A Bush Hog 307 is a 7' rotary cutter. For comparison, I went to Bush Hog's website and checked their SQ184 7 ft single spindle rotary cutter. Bush Hog specifies* 50 - 70 PTO Horsepower* for this mower. A Ford 3000 is rated at *38 PTO HP*, *tested 40 PTO HP*, according to tractordata.com


----------



## bpark8824 (Apr 6, 2012)

Even with a 7' mower it's going to take a long time to mow 300 acres! We have a 6' bush hog and it takes a few hours just to mow our 10 acre field.


----------



## KyleP (Apr 8, 2012)

I was wondering if anyone had tried it with a 3000. I know its going to take a long time no matter what size you use. I just thought since its mainly tall grass it might not take as much power to run.


----------



## sixbales (May 18, 2011)

I obtained the following comments from *Soundguy * on another forum:

"While I have seen a 3000 on a larger mower in dry stemmy brush even.. IMHO.. in tall lush grass, 6' is going to absorb all the hp you have.."

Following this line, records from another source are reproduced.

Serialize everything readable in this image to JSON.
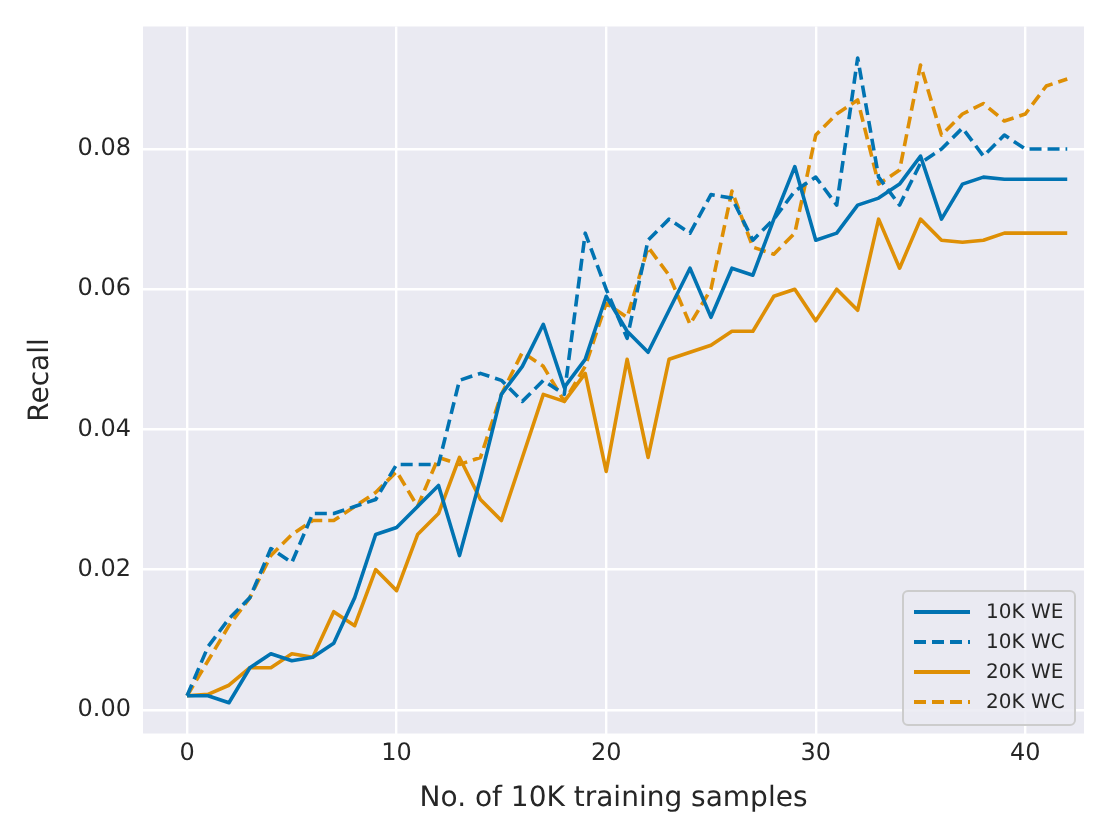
{
  "chart_data": {
    "type": "line",
    "xlabel": "No. of 10K training samples",
    "ylabel": "Recall",
    "x": [
      0,
      1,
      2,
      3,
      4,
      5,
      6,
      7,
      8,
      9,
      10,
      11,
      12,
      13,
      14,
      15,
      16,
      17,
      18,
      19,
      20,
      21,
      22,
      23,
      24,
      25,
      26,
      27,
      28,
      29,
      30,
      31,
      32,
      33,
      34,
      35,
      36,
      37,
      38,
      39,
      40,
      41,
      42
    ],
    "series": [
      {
        "name": "10K WE",
        "color": "#0173b2",
        "line_style": "solid",
        "values": [
          0.002,
          0.002,
          0.001,
          0.006,
          0.008,
          0.007,
          0.0075,
          0.0095,
          0.016,
          0.025,
          0.026,
          0.029,
          0.032,
          0.022,
          0.033,
          0.045,
          0.049,
          0.055,
          0.046,
          0.05,
          0.059,
          0.054,
          0.051,
          0.057,
          0.063,
          0.056,
          0.063,
          0.062,
          0.07,
          0.0775,
          0.067,
          0.068,
          0.072,
          0.073,
          0.075,
          0.079,
          0.07,
          0.075,
          0.076,
          0.0757,
          0.0757,
          0.0757,
          0.0757
        ]
      },
      {
        "name": "10K WC",
        "color": "#0173b2",
        "line_style": "dashed",
        "values": [
          0.002,
          0.009,
          0.013,
          0.016,
          0.023,
          0.021,
          0.028,
          0.028,
          0.029,
          0.03,
          0.035,
          0.035,
          0.035,
          0.047,
          0.048,
          0.047,
          0.044,
          0.047,
          0.045,
          0.068,
          0.06,
          0.053,
          0.067,
          0.07,
          0.068,
          0.0735,
          0.073,
          0.067,
          0.07,
          0.074,
          0.076,
          0.072,
          0.093,
          0.076,
          0.072,
          0.078,
          0.08,
          0.083,
          0.079,
          0.082,
          0.08,
          0.08,
          0.08
        ]
      },
      {
        "name": "20K WE",
        "color": "#de8f05",
        "line_style": "solid",
        "values": [
          0.002,
          0.0022,
          0.0035,
          0.006,
          0.006,
          0.008,
          0.0075,
          0.014,
          0.012,
          0.02,
          0.017,
          0.025,
          0.028,
          0.036,
          0.03,
          0.027,
          0.036,
          0.045,
          0.044,
          0.048,
          0.034,
          0.05,
          0.036,
          0.05,
          0.051,
          0.052,
          0.054,
          0.054,
          0.059,
          0.06,
          0.0555,
          0.06,
          0.057,
          0.07,
          0.063,
          0.07,
          0.067,
          0.0667,
          0.067,
          0.068,
          0.068,
          0.068,
          0.068
        ]
      },
      {
        "name": "20K WC",
        "color": "#de8f05",
        "line_style": "dashed",
        "values": [
          0.002,
          0.007,
          0.012,
          0.016,
          0.022,
          0.025,
          0.027,
          0.027,
          0.029,
          0.031,
          0.034,
          0.029,
          0.036,
          0.035,
          0.036,
          0.045,
          0.051,
          0.049,
          0.044,
          0.049,
          0.058,
          0.056,
          0.066,
          0.062,
          0.055,
          0.06,
          0.074,
          0.066,
          0.065,
          0.068,
          0.082,
          0.085,
          0.087,
          0.075,
          0.077,
          0.092,
          0.082,
          0.085,
          0.0865,
          0.084,
          0.085,
          0.089,
          0.09
        ]
      }
    ],
    "xlim": [
      -2.1,
      42.8
    ],
    "xticks": [
      0,
      10,
      20,
      30,
      40
    ],
    "ylim": [
      -0.0034,
      0.0975
    ],
    "yticks": [
      {
        "value": 0,
        "label": "0.00"
      },
      {
        "value": 0.02,
        "label": "0.02"
      },
      {
        "value": 0.04,
        "label": "0.04"
      },
      {
        "value": 0.06,
        "label": "0.06"
      },
      {
        "value": 0.08,
        "label": "0.08"
      }
    ],
    "grid": true,
    "legend": "bottom right",
    "marker": "none"
  }
}
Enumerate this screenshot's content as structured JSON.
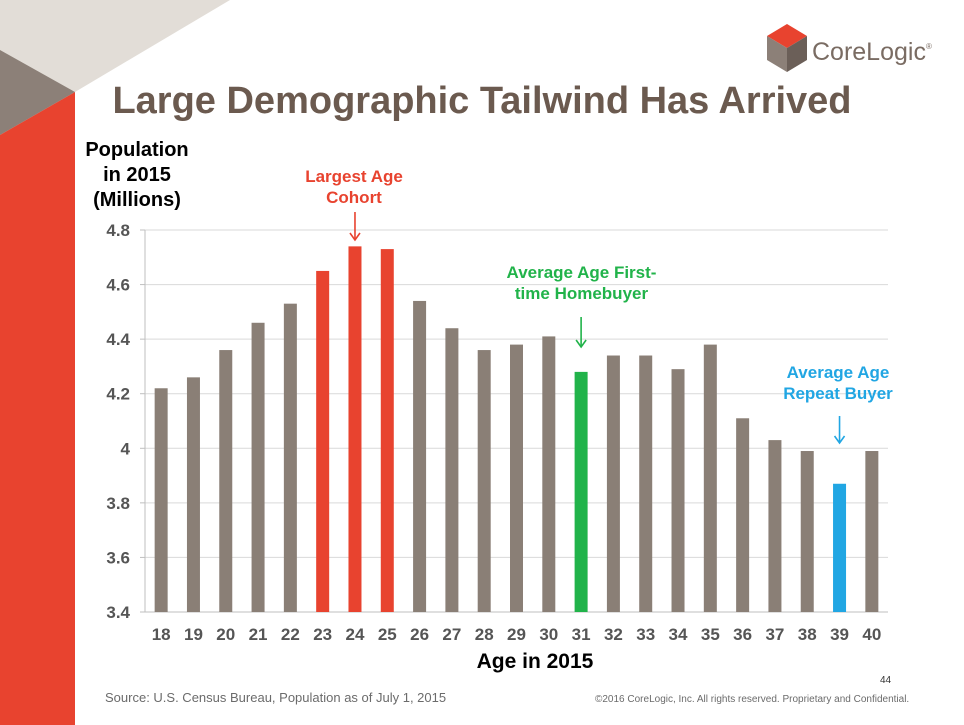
{
  "slide": {
    "title": "Large Demographic Tailwind Has Arrived",
    "brand": "CoreLogic",
    "source": "Source: U.S. Census Bureau, Population as of July 1, 2015",
    "copyright": "©2016 CoreLogic, Inc. All rights reserved. Proprietary and Confidential.",
    "page_number": "44"
  },
  "colors": {
    "bar_default": "#8a7f76",
    "bar_largest": "#e8432f",
    "bar_first_time": "#21b34a",
    "bar_repeat": "#21a6e3",
    "title": "#6b5a4f",
    "accent_red": "#e8432f"
  },
  "chart_data": {
    "type": "bar",
    "ylabel": "Population in 2015 (Millions)",
    "xlabel": "Age in 2015",
    "ylim": [
      3.4,
      4.8
    ],
    "yticks": [
      "4.8",
      "4.6",
      "4.4",
      "4.2",
      "4",
      "3.8",
      "3.6",
      "3.4"
    ],
    "ytick_values": [
      4.8,
      4.6,
      4.4,
      4.2,
      4.0,
      3.8,
      3.6,
      3.4
    ],
    "grid": true,
    "categories": [
      "18",
      "19",
      "20",
      "21",
      "22",
      "23",
      "24",
      "25",
      "26",
      "27",
      "28",
      "29",
      "30",
      "31",
      "32",
      "33",
      "34",
      "35",
      "36",
      "37",
      "38",
      "39",
      "40"
    ],
    "values": [
      4.22,
      4.26,
      4.36,
      4.46,
      4.53,
      4.65,
      4.74,
      4.73,
      4.54,
      4.44,
      4.36,
      4.38,
      4.41,
      4.28,
      4.34,
      4.34,
      4.29,
      4.38,
      4.11,
      4.03,
      3.99,
      3.87,
      3.99
    ],
    "highlight": [
      "default",
      "default",
      "default",
      "default",
      "default",
      "largest",
      "largest",
      "largest",
      "default",
      "default",
      "default",
      "default",
      "default",
      "first_time",
      "default",
      "default",
      "default",
      "default",
      "default",
      "default",
      "default",
      "repeat",
      "default"
    ],
    "annotations": {
      "largest_line1": "Largest Age",
      "largest_line2": "Cohort",
      "first_time_line1": "Average Age First-",
      "first_time_line2": "time Homebuyer",
      "repeat_line1": "Average Age",
      "repeat_line2": "Repeat Buyer"
    },
    "ylabel_lines": [
      "Population",
      "in 2015",
      "(Millions)"
    ]
  }
}
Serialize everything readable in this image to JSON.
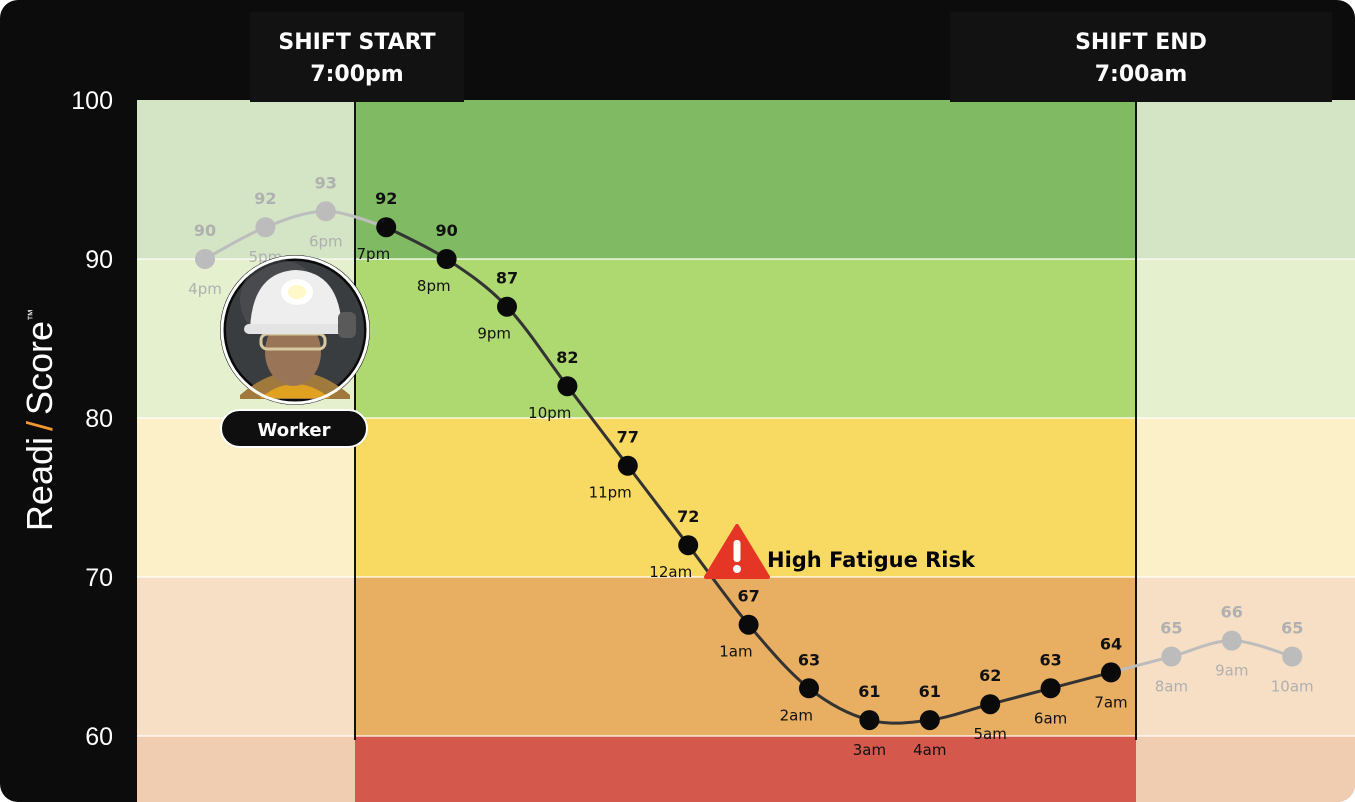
{
  "chart_data": {
    "type": "line",
    "y_axis_title": {
      "part1": "Readi",
      "separator": "/",
      "part2": "Score",
      "trademark": "™"
    },
    "y_ticks": [
      "100",
      "90",
      "80",
      "70",
      "60"
    ],
    "ylim": [
      60,
      100
    ],
    "shift_start": {
      "label": "SHIFT START",
      "time": "7:00pm"
    },
    "shift_end": {
      "label": "SHIFT END",
      "time": "7:00am"
    },
    "zones": [
      {
        "from": 90,
        "to": 100,
        "color": "#80bb63",
        "faded_color": "#d3e5c4"
      },
      {
        "from": 80,
        "to": 90,
        "color": "#aed970",
        "faded_color": "#e5f1ce"
      },
      {
        "from": 70,
        "to": 80,
        "color": "#f8da63",
        "faded_color": "#fcf0c8"
      },
      {
        "from": 60,
        "to": 70,
        "color": "#e8ae61",
        "faded_color": "#f6dfc5"
      },
      {
        "from": 56,
        "to": 60,
        "color": "#d4584b",
        "faded_color": "#f0ccb0"
      }
    ],
    "series": [
      {
        "points": [
          {
            "x": "4pm",
            "y": 90,
            "in_shift": false
          },
          {
            "x": "5pm",
            "y": 92,
            "in_shift": false
          },
          {
            "x": "6pm",
            "y": 93,
            "in_shift": false
          },
          {
            "x": "7pm",
            "y": 92,
            "in_shift": true
          },
          {
            "x": "8pm",
            "y": 90,
            "in_shift": true
          },
          {
            "x": "9pm",
            "y": 87,
            "in_shift": true
          },
          {
            "x": "10pm",
            "y": 82,
            "in_shift": true
          },
          {
            "x": "11pm",
            "y": 77,
            "in_shift": true
          },
          {
            "x": "12am",
            "y": 72,
            "in_shift": true
          },
          {
            "x": "1am",
            "y": 67,
            "in_shift": true
          },
          {
            "x": "2am",
            "y": 63,
            "in_shift": true
          },
          {
            "x": "3am",
            "y": 61,
            "in_shift": true
          },
          {
            "x": "4am",
            "y": 61,
            "in_shift": true
          },
          {
            "x": "5am",
            "y": 62,
            "in_shift": true
          },
          {
            "x": "6am",
            "y": 63,
            "in_shift": true
          },
          {
            "x": "7am",
            "y": 64,
            "in_shift": true
          },
          {
            "x": "8am",
            "y": 65,
            "in_shift": false
          },
          {
            "x": "9am",
            "y": 66,
            "in_shift": false
          },
          {
            "x": "10am",
            "y": 65,
            "in_shift": false
          }
        ]
      }
    ],
    "annotation": {
      "text": "High Fatigue Risk",
      "icon": "warning-triangle-icon",
      "color": "#e53525"
    },
    "worker": {
      "label": "Worker",
      "icon": "worker-avatar-icon"
    }
  }
}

Additional comment from *Kirk Grau* on the same forum:

"I can stall my 3600 (newer version of 3000) with a 5 foot mower in the tall thick stuff around here. Can always take a half swath through the thicker stuff though."


----------



## KyleP (Apr 8, 2012)

ok I appreciate it guys! Always better to ask someone with expience first.


----------



## bpark8824 (Apr 6, 2012)

sixbales said:


> I obtained the following comments from *Soundguy * on another forum:
> 
> "While I have seen a 3000 on a larger mower in dry stemmy brush even.. IMHO.. in tall lush grass, 6' is going to absorb all the hp you have.."
> 
> ...


We've never had our 6' bush hog stall on us unless of course we hit something hard. The 3000 is fully capable of handling a 6' mower.


----------